Declaração de voto do árbitro-adjunto, Luís alberto Ferreira Alves:

 

    Votei a decisão de improcedência total do pedido, dissentindo, apenas, quanto à inexistência de presunção nas despesas de representação, tal como previstas e definidas no nº7 do artigo 88º, do CIRC [redação dada pela Lei nº 64-B/2011, de 30-12], i.e., considerando como “despesas de representação, nomeadamente, as despesas suportadas com recepções, refeições, viagens, passeios e espectáculos oferecidos no país ou no estrangeiro a clientes ou fornecedores ou ainda a quaisquer outras pessoas ou entidades”.

    Com efeito e em abstrato, assumir a possibilidade de ilisão da presunção do carater parcial de empresarialidade, no que concerne às referidas despesas de representação (entendidas, estas, num sentido tão lato que suscita a questão de fundo, que é a de saber, para além daquelas que outras poderão existir?, designadamente, quando o seu carater de empresarialidade tenha sido já confirmado pela prévia triagem decorrente da aplicação do artº 23ºdo CIRC, e como tal assumido, tanto pela Requerente, quanto pela Requerida), não pode deixar de afigurar-se-me, na prática, no redundar obrigatório de uma realidade que ficará confinada a um conjunto vazio.
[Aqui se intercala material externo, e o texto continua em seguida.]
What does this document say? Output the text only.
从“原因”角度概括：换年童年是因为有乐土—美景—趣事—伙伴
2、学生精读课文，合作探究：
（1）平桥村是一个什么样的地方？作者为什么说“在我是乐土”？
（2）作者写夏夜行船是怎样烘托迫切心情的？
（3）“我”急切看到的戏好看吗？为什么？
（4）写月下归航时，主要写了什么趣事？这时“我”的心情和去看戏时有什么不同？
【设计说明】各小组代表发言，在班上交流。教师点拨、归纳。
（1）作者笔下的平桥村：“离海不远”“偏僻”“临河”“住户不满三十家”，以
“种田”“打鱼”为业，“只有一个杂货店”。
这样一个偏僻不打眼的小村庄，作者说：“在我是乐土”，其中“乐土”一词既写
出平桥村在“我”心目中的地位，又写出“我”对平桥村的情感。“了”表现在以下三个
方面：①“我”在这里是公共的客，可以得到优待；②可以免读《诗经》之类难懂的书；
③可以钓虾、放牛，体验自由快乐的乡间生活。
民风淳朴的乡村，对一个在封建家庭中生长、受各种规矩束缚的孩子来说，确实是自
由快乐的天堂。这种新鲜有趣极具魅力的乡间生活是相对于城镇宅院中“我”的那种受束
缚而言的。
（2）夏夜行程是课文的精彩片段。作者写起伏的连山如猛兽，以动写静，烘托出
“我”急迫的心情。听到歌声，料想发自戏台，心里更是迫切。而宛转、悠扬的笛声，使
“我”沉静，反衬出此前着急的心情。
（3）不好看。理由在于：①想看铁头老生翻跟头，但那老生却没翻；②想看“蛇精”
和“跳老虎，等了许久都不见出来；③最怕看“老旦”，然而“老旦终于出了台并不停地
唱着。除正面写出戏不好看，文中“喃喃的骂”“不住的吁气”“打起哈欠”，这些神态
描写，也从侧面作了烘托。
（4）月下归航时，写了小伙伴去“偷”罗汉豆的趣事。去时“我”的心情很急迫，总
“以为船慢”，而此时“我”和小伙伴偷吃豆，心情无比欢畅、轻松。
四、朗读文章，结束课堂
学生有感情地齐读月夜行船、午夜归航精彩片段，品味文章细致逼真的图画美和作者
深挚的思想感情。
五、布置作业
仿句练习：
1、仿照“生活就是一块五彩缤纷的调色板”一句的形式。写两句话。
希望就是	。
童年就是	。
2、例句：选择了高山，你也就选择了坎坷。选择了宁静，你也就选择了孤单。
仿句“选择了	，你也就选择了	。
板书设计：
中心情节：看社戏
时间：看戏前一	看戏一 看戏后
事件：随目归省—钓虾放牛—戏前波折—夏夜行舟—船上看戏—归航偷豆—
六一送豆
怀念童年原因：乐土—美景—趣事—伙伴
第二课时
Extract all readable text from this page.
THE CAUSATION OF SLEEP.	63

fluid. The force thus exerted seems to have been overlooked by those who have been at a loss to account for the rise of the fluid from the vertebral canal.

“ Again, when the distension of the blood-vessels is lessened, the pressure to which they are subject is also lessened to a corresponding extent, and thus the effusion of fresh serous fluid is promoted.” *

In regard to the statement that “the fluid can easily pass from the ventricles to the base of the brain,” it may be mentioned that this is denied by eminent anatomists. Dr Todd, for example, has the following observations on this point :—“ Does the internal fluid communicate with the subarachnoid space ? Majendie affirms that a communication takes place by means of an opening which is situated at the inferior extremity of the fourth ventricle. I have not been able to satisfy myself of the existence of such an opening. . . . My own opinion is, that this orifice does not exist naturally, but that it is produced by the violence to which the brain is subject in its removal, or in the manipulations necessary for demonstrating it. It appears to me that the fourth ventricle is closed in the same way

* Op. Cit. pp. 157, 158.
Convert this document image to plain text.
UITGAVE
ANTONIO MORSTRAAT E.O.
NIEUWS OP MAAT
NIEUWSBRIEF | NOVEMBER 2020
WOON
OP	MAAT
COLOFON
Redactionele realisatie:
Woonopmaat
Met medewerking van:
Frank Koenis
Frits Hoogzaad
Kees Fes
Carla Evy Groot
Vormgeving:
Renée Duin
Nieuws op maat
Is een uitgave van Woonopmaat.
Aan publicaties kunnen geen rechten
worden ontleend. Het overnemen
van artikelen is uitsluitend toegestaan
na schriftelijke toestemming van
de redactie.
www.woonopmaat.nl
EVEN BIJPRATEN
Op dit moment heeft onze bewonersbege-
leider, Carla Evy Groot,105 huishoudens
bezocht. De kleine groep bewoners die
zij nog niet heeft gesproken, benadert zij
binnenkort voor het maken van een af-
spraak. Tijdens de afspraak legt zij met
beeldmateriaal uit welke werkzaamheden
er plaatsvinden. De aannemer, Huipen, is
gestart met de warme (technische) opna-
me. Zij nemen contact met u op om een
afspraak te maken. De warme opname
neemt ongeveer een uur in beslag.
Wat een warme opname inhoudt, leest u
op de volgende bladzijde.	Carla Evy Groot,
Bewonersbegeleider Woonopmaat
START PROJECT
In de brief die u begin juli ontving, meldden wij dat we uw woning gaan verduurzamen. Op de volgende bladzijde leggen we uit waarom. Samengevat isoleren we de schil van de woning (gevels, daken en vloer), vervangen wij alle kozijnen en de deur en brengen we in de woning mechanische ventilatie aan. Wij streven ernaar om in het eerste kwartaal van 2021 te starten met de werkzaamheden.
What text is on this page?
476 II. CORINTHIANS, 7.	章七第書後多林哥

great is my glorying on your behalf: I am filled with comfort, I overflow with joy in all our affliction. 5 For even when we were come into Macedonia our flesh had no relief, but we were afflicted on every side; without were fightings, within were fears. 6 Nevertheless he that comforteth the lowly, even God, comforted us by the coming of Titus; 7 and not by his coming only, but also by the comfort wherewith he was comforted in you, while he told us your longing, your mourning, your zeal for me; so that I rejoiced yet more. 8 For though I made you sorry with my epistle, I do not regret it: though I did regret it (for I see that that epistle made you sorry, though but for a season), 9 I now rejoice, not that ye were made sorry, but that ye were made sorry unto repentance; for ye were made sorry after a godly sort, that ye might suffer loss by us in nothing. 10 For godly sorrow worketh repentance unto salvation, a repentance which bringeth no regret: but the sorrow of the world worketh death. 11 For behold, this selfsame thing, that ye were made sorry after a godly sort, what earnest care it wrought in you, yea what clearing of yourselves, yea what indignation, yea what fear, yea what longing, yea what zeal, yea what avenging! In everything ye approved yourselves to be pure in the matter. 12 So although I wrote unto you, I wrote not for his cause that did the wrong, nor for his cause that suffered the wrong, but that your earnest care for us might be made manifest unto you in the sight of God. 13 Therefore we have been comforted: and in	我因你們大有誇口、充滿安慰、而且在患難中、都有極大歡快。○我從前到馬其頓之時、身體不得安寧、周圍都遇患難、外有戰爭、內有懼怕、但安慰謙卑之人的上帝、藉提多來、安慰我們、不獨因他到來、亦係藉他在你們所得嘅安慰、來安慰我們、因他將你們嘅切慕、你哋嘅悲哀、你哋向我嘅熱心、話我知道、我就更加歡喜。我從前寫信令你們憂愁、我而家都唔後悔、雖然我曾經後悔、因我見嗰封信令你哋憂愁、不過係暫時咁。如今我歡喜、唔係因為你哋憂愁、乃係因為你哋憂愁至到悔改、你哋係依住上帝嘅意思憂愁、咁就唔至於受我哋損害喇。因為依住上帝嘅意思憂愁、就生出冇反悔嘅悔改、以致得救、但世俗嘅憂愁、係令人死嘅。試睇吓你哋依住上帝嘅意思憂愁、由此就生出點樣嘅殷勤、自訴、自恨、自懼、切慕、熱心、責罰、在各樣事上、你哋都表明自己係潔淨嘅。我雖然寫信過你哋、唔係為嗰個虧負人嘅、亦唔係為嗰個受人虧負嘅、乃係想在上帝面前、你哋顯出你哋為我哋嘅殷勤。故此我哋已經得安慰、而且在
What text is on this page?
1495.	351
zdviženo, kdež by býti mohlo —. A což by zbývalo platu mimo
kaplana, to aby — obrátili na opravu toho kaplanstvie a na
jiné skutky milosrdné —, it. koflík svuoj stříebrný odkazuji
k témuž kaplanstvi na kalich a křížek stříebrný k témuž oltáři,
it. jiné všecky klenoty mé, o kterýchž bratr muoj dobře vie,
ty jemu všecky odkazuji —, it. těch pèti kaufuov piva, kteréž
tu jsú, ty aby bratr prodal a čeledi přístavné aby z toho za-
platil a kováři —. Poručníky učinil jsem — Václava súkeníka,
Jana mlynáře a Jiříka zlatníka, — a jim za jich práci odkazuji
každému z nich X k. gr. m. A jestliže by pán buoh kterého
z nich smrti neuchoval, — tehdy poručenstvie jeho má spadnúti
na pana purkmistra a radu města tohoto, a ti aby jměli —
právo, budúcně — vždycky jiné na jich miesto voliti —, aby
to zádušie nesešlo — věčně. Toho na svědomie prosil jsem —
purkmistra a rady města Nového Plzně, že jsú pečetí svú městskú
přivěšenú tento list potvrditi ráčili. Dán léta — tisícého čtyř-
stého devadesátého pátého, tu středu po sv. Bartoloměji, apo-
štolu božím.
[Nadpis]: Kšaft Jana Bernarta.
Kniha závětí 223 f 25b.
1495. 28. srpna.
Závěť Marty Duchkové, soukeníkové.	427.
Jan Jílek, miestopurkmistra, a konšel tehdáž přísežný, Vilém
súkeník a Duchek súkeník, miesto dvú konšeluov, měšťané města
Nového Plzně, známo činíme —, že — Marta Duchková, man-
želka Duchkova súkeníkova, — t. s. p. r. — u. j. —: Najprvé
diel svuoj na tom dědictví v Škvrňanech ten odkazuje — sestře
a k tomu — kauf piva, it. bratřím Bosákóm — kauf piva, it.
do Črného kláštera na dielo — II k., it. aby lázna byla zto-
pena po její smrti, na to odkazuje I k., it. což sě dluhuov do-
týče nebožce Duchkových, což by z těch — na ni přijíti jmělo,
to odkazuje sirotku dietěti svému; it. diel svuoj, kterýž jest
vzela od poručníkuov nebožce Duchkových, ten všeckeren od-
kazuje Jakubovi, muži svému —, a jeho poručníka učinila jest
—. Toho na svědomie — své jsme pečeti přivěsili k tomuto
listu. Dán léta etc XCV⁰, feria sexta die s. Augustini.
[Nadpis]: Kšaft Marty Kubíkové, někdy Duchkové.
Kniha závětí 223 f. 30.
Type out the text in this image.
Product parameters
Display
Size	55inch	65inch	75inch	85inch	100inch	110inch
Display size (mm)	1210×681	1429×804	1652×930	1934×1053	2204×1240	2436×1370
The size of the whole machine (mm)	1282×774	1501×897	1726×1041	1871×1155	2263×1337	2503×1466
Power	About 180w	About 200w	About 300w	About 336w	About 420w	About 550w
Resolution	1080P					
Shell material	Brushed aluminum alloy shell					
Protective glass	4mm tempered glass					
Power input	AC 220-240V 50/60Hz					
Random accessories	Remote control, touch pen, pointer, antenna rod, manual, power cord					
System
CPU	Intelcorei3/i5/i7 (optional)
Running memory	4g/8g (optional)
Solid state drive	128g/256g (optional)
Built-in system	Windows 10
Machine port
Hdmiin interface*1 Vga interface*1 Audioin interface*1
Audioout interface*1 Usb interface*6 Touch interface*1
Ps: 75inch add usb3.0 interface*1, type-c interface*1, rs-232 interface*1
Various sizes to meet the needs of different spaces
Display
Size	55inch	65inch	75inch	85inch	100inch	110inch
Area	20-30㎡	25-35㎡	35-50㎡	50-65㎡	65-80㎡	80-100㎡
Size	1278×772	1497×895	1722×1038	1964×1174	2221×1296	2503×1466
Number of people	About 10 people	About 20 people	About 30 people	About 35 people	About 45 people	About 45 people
E, a ser assim, decerto, o contido no nº 7 doa artº 88 do CIRC, revelar-se-me-ia plenamente destituído de qualquer senso lógico e prático, cujo vício me impede conceber estar-lhe subjacente.

13-4-2017

 

[Texto elaborado em computador, nos termos do disposto no artigo 131.º, n.º 5, do CPC, aplicável por remissão do artigo 29.º, n.º 1, al. e), do RJAT].

 



[1] Manual de Direito Fiscal, 3.ª Edição, Coimbra Editora, 2007, pág. 407

[2] Processos n.ºs 187/2013-T, 209/2013-T, 246/2013-T, 260/2013-T, 292/2013-T, 37/2014-T, 94/2014-T e 242/2014-T

[3] Que apresenta a declaração de voto infra.

[4] Que apresenta a declaração de voto infra.